12:38 – And now we move on to the conclusions of the report. It says the posture on the wall "constituted physical ill-treatment". On hooding, "the general allegations are substantiated". On noise, its ongoing nature was judged to be "a form of physical ill-treatment". On sleep deprivation and deprivation of food and water, the same. None of these were "physical brutality", however. The report concluded "we do not think that happened here".
12:44 – While this inquiry isn't interested in what actually happened to those subjected to deep interrogation in Northern Ireland, Mr Elias says, the European court of human rights' decision on them is referred to "for completeness".
12:49 – It includes a quote from the hearing before the court in February 1977 that the attorney-general of the time made – that "the five techniques will not in any circumstances be reintroduced as an aid to interrogation".

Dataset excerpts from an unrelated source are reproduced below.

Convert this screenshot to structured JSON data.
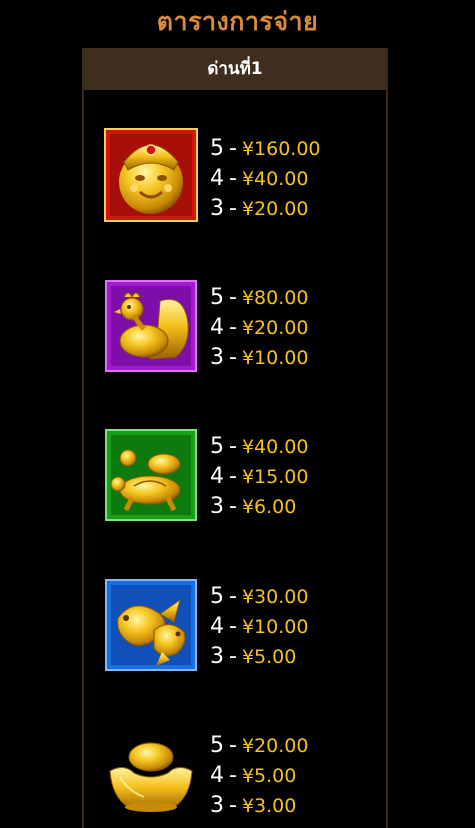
{
  "title": "ตารางการจ่าย",
  "level": "ด่านที่1",
  "colors": {
    "title": "#d98a3a",
    "header_bg": "#3f2d1e",
    "amount": "#f3c21d",
    "count": "#ffffff"
  },
  "symbols": [
    {
      "icon": "god-of-wealth-icon",
      "pays": [
        {
          "count": "5",
          "dash": "-",
          "amount": "¥160.00"
        },
        {
          "count": "4",
          "dash": "-",
          "amount": "¥40.00"
        },
        {
          "count": "3",
          "dash": "-",
          "amount": "¥20.00"
        }
      ]
    },
    {
      "icon": "rooster-icon",
      "pays": [
        {
          "count": "5",
          "dash": "-",
          "amount": "¥80.00"
        },
        {
          "count": "4",
          "dash": "-",
          "amount": "¥20.00"
        },
        {
          "count": "3",
          "dash": "-",
          "amount": "¥10.00"
        }
      ]
    },
    {
      "icon": "turtle-icon",
      "pays": [
        {
          "count": "5",
          "dash": "-",
          "amount": "¥40.00"
        },
        {
          "count": "4",
          "dash": "-",
          "amount": "¥15.00"
        },
        {
          "count": "3",
          "dash": "-",
          "amount": "¥6.00"
        }
      ]
    },
    {
      "icon": "koi-fish-icon",
      "pays": [
        {
          "count": "5",
          "dash": "-",
          "amount": "¥30.00"
        },
        {
          "count": "4",
          "dash": "-",
          "amount": "¥10.00"
        },
        {
          "count": "3",
          "dash": "-",
          "amount": "¥5.00"
        }
      ]
    },
    {
      "icon": "gold-ingot-icon",
      "pays": [
        {
          "count": "5",
          "dash": "-",
          "amount": "¥20.00"
        },
        {
          "count": "4",
          "dash": "-",
          "amount": "¥5.00"
        },
        {
          "count": "3",
          "dash": "-",
          "amount": "¥3.00"
        }
      ]
    }
  ]
}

12:53 – The ECHR found that the distinction between "torture" and "inhuman or degrading treatment" was one of the intensity of the suffering caused. It concluded: "Although the five techniques, as applied in combination, undoubtedly amounted to inhuman and degrading treatment, although their object was the extraction of confessions, the naming of others and/or information and although they were used systematically, they did not occasion suffering of the particular intensity and cruelty implied by the word torture as so understood."
12:54 – Mr Elias, continuing, says the Compton report when published "in a sense satisfied nobody". The government felt the report might have exceeded its remit in addressing the techniques used. Mr Elias quotes a note from Ted Heath to the Cabinet secretary. He wrote: "It seems to me to be one of the most unbalanced, ill-judged reports I have ever read."
12:58 – And after a short look at the home secretary of the time's introduction to the Compton report, we break for lunch. That's where our live coverage will draw to a close, for now at least.